Harley-Davidson filed a patent for an automatic emergency braking system that could make it on their motorcycles in the not-so-distant future, and it seems like a good thing
After the recent announcement regarding the massive line-up update, Harley-Davidson does it again, with yet another move aimed at bridging the gap between the
old classic technology and the 21st century. H-D has filed a patent for an automatic emergency braking system that replicates the ones we can already find in many cars.
The first thing that came to mind is that emergency braking when riding a motorcycle is already a tricky thing that can lead (and unfortunately, often does) to crashes and injuries. Having a machine doing that for the rider sounded even wackier, but taking a closer look at H-D’s decision-making algorithm made us change our mind.
Well, most scenarios that require hard, emergency braking are usually split between two types. The first one, and the most common, involves an external factor that interferes with the bike’s natural trajectory. Other motorists not giving way, vehicles in front braking hard unexpectedly, jaywalkers, and the list could go on and on.
In the second scenario, the rider usually fails to properly asses a traffic situation because of lacking experience, being distracted by looking in the mirrors or elsewhere. By not applying the brakes in due time a rider is then forced to brake harder than usual to avoid a collision. Naturally, we thought what would happen if a motorcycle performs an emergency brake with a distracted rider astride?
Well, Harley asked themselves the same question and came up with an algorithm that verifies certain aspects before slamming the brakes on. The outline of the entire course of action is rather simple and ingenious, and relates to assessing that the rider is ready for such a move.

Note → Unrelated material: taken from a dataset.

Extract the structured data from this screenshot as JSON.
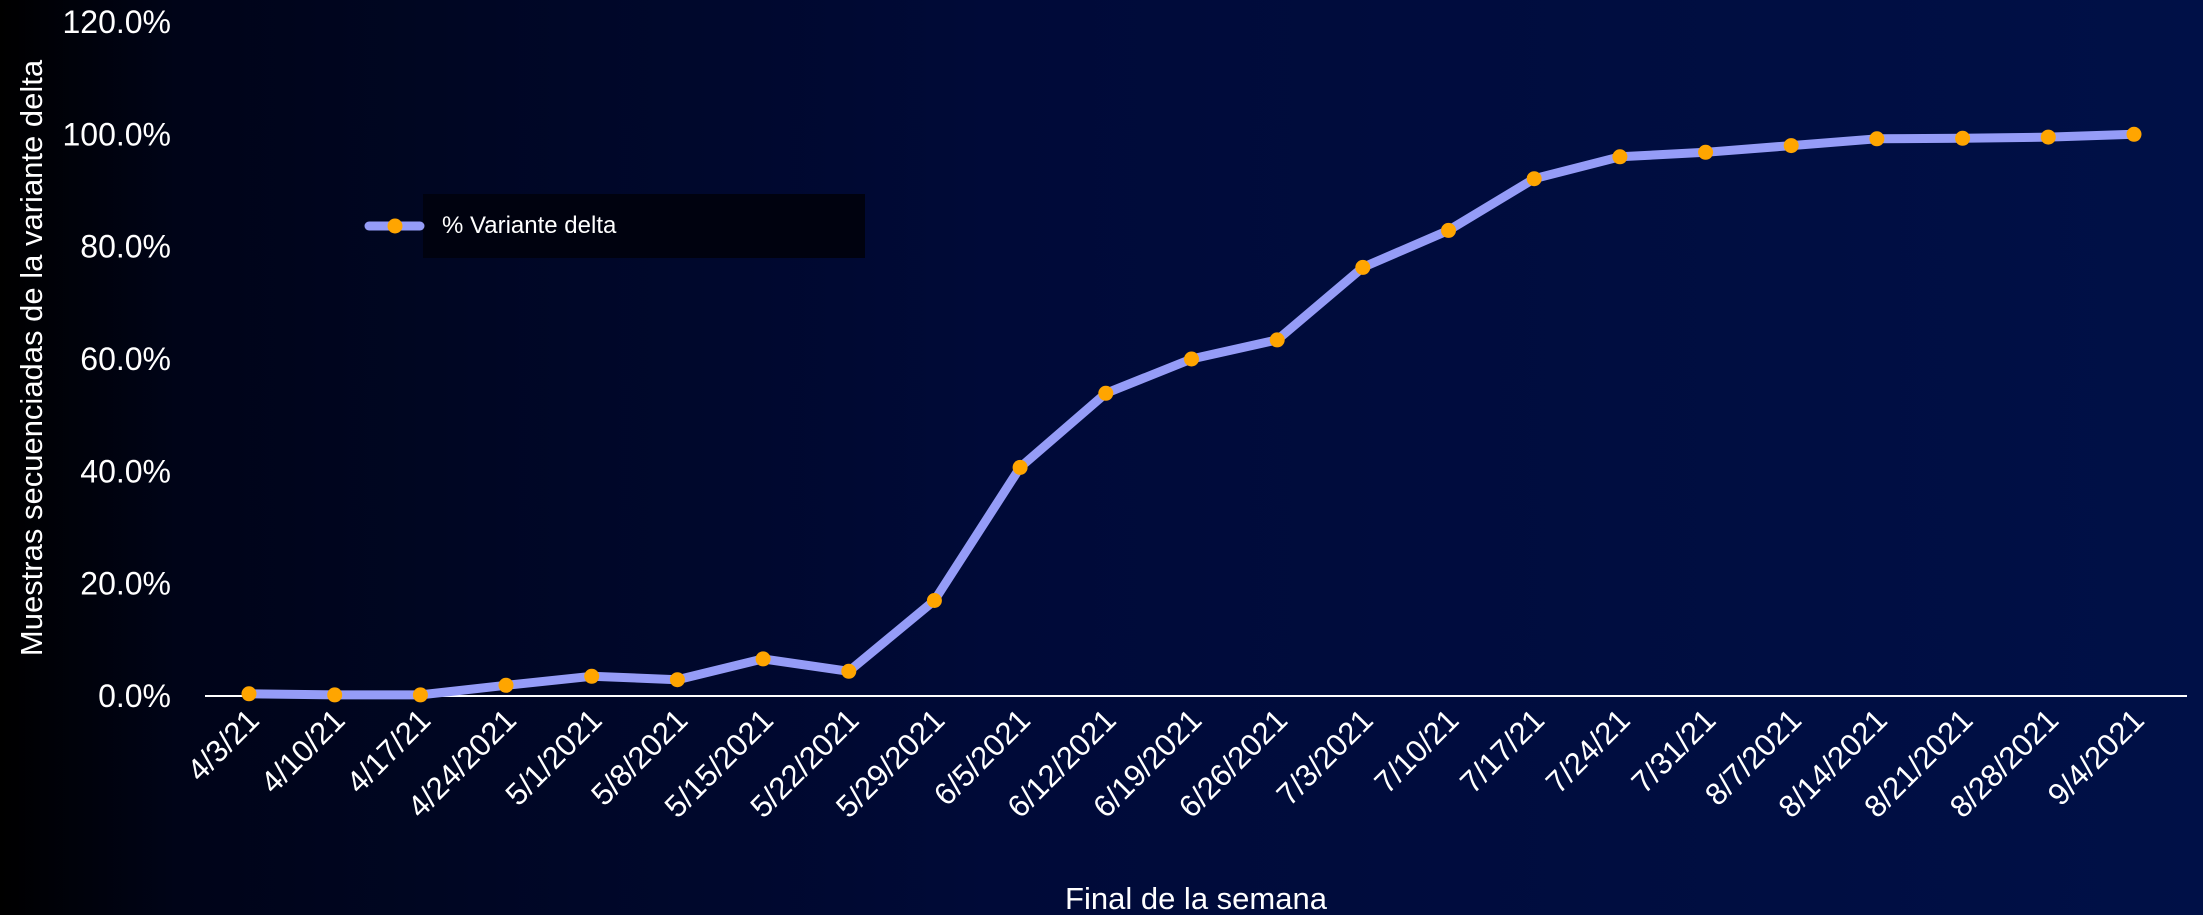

From get-go, the MoCo’s bikes will be equipped with an array of dedicated sensors that continuously scan the surroundings for signs that indicate a potential collision. In case a dangerous situation is detected, the system will check if the rider is already applying the brakes, and if yes, if the braking force ensures the maximum deceleration possible within safety limits. If the rider is braking hard enough, the system disengages. If not, the automatic brake control adds more power to the brakes, “to the point of max deceleration possible.”
Now comes the interesting part. In case the rider is not braking already, Harley’s automatic brake will check the “physical engagement with the motorcycle.” This means another set of sensors that make sure that the rider is in the seat, with both hands on the bars and “alert and paying attention.” Most likely, a camera will be also installed in the bike’s dash, with a computer analyzing the rider’s stance and behavior.
In case all is okay with the rider, the system will close the throttle and apply the maximum deceleration force. If the rider is distracted, alerts will catch his or her attention, probably acoustic signals, dashboard flashes and possibly grip vibrations. A short delay time will occur and then the bike will brake hard.
The algorithm is far from being perfect for all scenarios on the road, but let’s not forget this is only the first iteration. Plus, microprocessors are nowadays quite fast and can compile a ton of sensor data, therefore being able to run more complex routines for extra safety. And then there’s also cornering ABS…
No word on when will this technology make it into mass production, but it may not be too long until we see Harleys loaded with top-drawer electronic safety systems. Now, what’s your take on such a step Milwaukee might take?